'Nobody intervened': Portapique resident dies after speaking out about mental health issues
CBC
A resident of Portapique, N.S., who survived the mass shooting that began in the small community in April 2020 has died suddenly after years of "hell" trying to move away from the area where many of his friends and neighbours were killed.
Leon Joudrey, 54, died Sunday, just weeks after he and Portapique residents, their loved ones and victims' families spoke with the Mass Casualty Commission leading the public inquiry into the massacre. A transcript of that group meeting was released by the inquiry Thursday.
Joudrey talked about how hard it was navigating the mental health system in the immediate aftermath of the shootings, where 13 of the 22 victims were from Portapique. He said an offer was made to set him up with a professional who would point him in the right direction, but he was "in no state of mind" to deal with that.
"When you're shaking every day and somebody tells you it'll be three weeks [for help], doesn't help you much," Joudrey told the commission. "It's like calling 911 and getting a recording."
The RCMP confirmed they were called to a home in Portapique on Sunday afternoon where a man was found dead. The death is not considered suspicious, and the case was turned over to the provincial medical examiner.
On social media, many people have been sharing an updated image of the ribbon representing the victims of the mass shooting. It originally bore the number 23 to represent 22 victims and an unborn child, but has been changed to 24 to include Joudrey — a man described in his obituary as a father and lover of the outdoors.
Joudrey was the person who Lisa Banfield, the gunman's spouse, ran to for help early on April 19, 2020. He told police and the inquiry that Banfield appeared at his door shaking and upset around 6 a.m. AT, saying she had spent the night in the woods after escaping the gunman.
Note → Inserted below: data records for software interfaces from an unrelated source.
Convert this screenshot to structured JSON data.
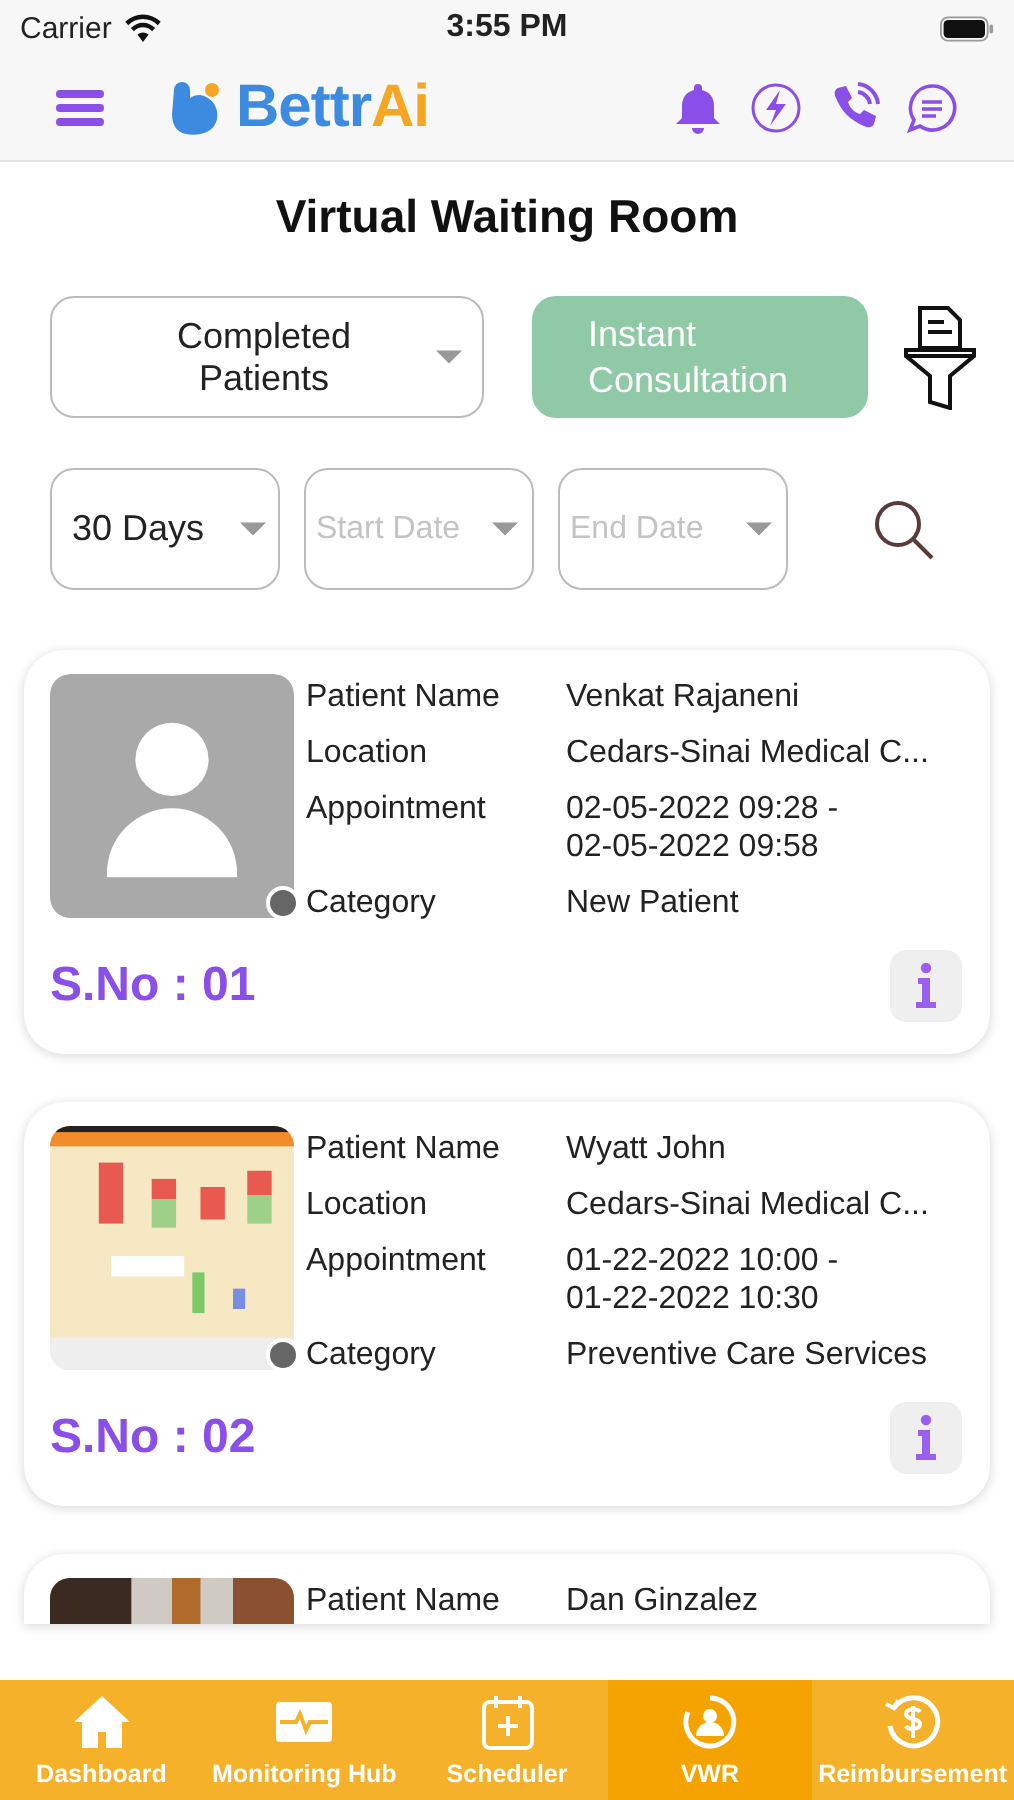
{
  "status_bar": {
    "carrier": "Carrier",
    "time": "3:55 PM"
  },
  "header": {
    "logo_text": "Bettr",
    "logo_accent": "Ai"
  },
  "title": "Virtual Waiting Room",
  "filters": {
    "patient_type": "Completed Patients",
    "instant_button": "Instant Consultation",
    "range": "30 Days",
    "start_placeholder": "Start Date",
    "end_placeholder": "End Date"
  },
  "patients": [
    {
      "kind": "avatar",
      "color": "#666666",
      "fields": [
        {
          "label": "Patient Name",
          "value": "Venkat Rajaneni"
        },
        {
          "label": "Location",
          "value": "Cedars-Sinai Medical C..."
        },
        {
          "label": "Appointment",
          "value": "02-05-2022 09:28 -\n02-05-2022 09:58"
        },
        {
          "label": "Category",
          "value": "New Patient"
        }
      ],
      "serial": "S.No : 01"
    },
    {
      "kind": "picture",
      "color": "#666666",
      "fields": [
        {
          "label": "Patient Name",
          "value": "Wyatt John"
        },
        {
          "label": "Location",
          "value": "Cedars-Sinai Medical C..."
        },
        {
          "label": "Appointment",
          "value": "01-22-2022 10:00 -\n01-22-2022 10:30"
        },
        {
          "label": "Category",
          "value": "Preventive Care Services"
        }
      ],
      "serial": "S.No : 02"
    },
    {
      "kind": "picture",
      "fields": [
        {
          "label": "Patient Name",
          "value": "Dan Ginzalez"
        }
      ]
    }
  ],
  "tabs": [
    {
      "label": "Dashboard",
      "selected": false
    },
    {
      "label": "Monitoring Hub",
      "selected": false
    },
    {
      "label": "Scheduler",
      "selected": false
    },
    {
      "label": "VWR",
      "selected": true
    },
    {
      "label": "Reimbursement",
      "selected": false
    }
  ]
}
He told the commission he'd spent most of the past two and a half years since the shootings away from his property, which he was struggling to sell, but "I didn't really have a spot to live; that was a little rough."
Mallory Colpitts, a former resident of Portapique who also lived through the massacre, was in the small group session with Joudrey and others in September.
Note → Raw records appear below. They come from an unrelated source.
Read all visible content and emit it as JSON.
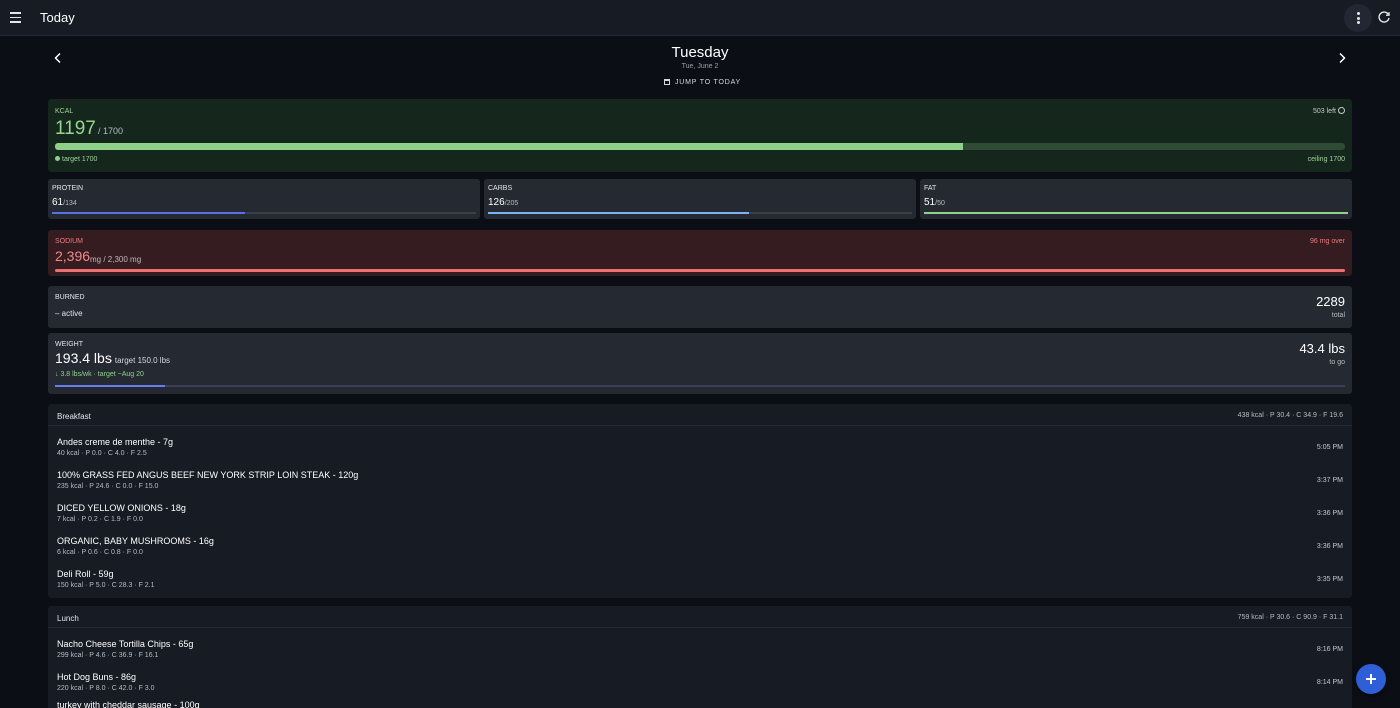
{
  "app": {
    "title": "Today"
  },
  "day": {
    "name": "Tuesday",
    "date": "Tue, June 2",
    "jump_label": "JUMP TO TODAY"
  },
  "kcal": {
    "label": "KCAL",
    "value": "1197",
    "of": "/ 1700",
    "left": "503 left",
    "progress": 0.704,
    "target": "target 1700",
    "ceiling": "ceiling 1700",
    "color": "#8fd18a"
  },
  "macros": [
    {
      "name": "PROTEIN",
      "value": "61",
      "goal": "/134",
      "progress": 0.455,
      "color": "#5b6fe0"
    },
    {
      "name": "CARBS",
      "value": "126",
      "goal": "/205",
      "progress": 0.615,
      "color": "#7fb0f0"
    },
    {
      "name": "FAT",
      "value": "51",
      "goal": "/50",
      "progress": 1.0,
      "color": "#8fd18a"
    }
  ],
  "sodium": {
    "label": "SODIUM",
    "value": "2,396",
    "unit": "mg / 2,300 mg",
    "over": "96 mg over",
    "progress": 1.0,
    "color": "#ec6f71"
  },
  "burned": {
    "label": "BURNED",
    "active": "– active",
    "total": "2289",
    "total_label": "total"
  },
  "weight": {
    "label": "WEIGHT",
    "value": "193.4 lbs",
    "target": "· target 150.0 lbs",
    "rate": "↓ 3.8 lbs/wk · target ~Aug 20",
    "to_go": "43.4 lbs",
    "to_go_label": "to go",
    "progress": 0.085
  },
  "meals": [
    {
      "name": "Breakfast",
      "totals": "438 kcal · P 30.4 · C 34.9 · F 19.6",
      "items": [
        {
          "title": "Andes creme de menthe - 7g",
          "sub": "40 kcal · P 0.0 · C 4.0 · F 2.5",
          "time": "5:05 PM"
        },
        {
          "title": "100% GRASS FED ANGUS BEEF NEW YORK STRIP LOIN STEAK - 120g",
          "sub": "235 kcal · P 24.6 · C 0.0 · F 15.0",
          "time": "3:37 PM"
        },
        {
          "title": "DICED YELLOW ONIONS - 18g",
          "sub": "7 kcal · P 0.2 · C 1.9 · F 0.0",
          "time": "3:36 PM"
        },
        {
          "title": "ORGANIC, BABY MUSHROOMS - 16g",
          "sub": "6 kcal · P 0.6 · C 0.8 · F 0.0",
          "time": "3:36 PM"
        },
        {
          "title": "Deli Roll - 59g",
          "sub": "150 kcal · P 5.0 · C 28.3 · F 2.1",
          "time": "3:35 PM"
        }
      ]
    },
    {
      "name": "Lunch",
      "totals": "759 kcal · P 30.6 · C 90.9 · F 31.1",
      "items": [
        {
          "title": "Nacho Cheese Tortilla Chips - 65g",
          "sub": "299 kcal · P 4.6 · C 36.9 · F 16.1",
          "time": "8:16 PM"
        },
        {
          "title": "Hot Dog Buns - 86g",
          "sub": "220 kcal · P 8.0 · C 42.0 · F 3.0",
          "time": "8:14 PM"
        },
        {
          "title": "turkey with cheddar sausage - 100g",
          "sub": "",
          "time": ""
        }
      ]
    }
  ],
  "fab": {
    "icon": "plus-icon"
  }
}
Colpitts said she and Joudrey had similar struggles trying to get out of the area, and Joudrey told her about how he spent many months in a cabin in the woods rather than his Portapique home.
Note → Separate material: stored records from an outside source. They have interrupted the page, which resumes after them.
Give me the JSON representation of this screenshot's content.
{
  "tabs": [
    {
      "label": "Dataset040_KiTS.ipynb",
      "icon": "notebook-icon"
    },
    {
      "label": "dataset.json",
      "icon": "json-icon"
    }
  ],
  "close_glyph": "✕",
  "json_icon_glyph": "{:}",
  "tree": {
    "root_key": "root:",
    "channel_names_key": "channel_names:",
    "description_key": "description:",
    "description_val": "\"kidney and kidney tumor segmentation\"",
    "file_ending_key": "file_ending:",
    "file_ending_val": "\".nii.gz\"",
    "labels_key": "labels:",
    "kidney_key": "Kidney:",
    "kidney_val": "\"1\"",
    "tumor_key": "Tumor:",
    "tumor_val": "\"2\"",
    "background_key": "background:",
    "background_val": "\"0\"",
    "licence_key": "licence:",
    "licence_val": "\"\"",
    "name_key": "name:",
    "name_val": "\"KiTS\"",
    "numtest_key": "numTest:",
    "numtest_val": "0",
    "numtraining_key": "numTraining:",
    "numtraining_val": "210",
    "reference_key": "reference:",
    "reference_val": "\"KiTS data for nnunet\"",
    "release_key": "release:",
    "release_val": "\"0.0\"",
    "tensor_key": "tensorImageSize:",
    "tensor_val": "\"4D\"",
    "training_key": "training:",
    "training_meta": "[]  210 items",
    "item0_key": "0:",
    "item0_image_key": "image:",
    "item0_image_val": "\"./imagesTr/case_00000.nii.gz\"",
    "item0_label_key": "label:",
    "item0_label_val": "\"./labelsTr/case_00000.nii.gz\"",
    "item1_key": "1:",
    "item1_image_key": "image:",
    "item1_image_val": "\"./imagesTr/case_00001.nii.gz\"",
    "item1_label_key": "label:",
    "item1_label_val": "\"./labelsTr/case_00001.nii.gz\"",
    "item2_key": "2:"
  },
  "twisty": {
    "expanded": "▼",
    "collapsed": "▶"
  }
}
"He expressed to me that … although it was isolated, it still felt to be the better alternative than to remain there, you know, surrounded every day by those memories," Colpitts told CBC News.
Colpitts said she couch-surfed with friends and family for months before she managed to sell her home. The memory of hiding in her closet with a loaded gun in the early hours of April 19, not knowing if the killer would come to her next, haunts her.
When things fell through with the new house she had hoped to purchase, Colpitts said she found herself in a desperate situation with nowhere to stay amid the ongoing housing crisis in Nova Scotia.
She ended up staying for weeks in victim Lisa McCully's vacant home in Portapique, across the road from the mass shooter's burned-down property.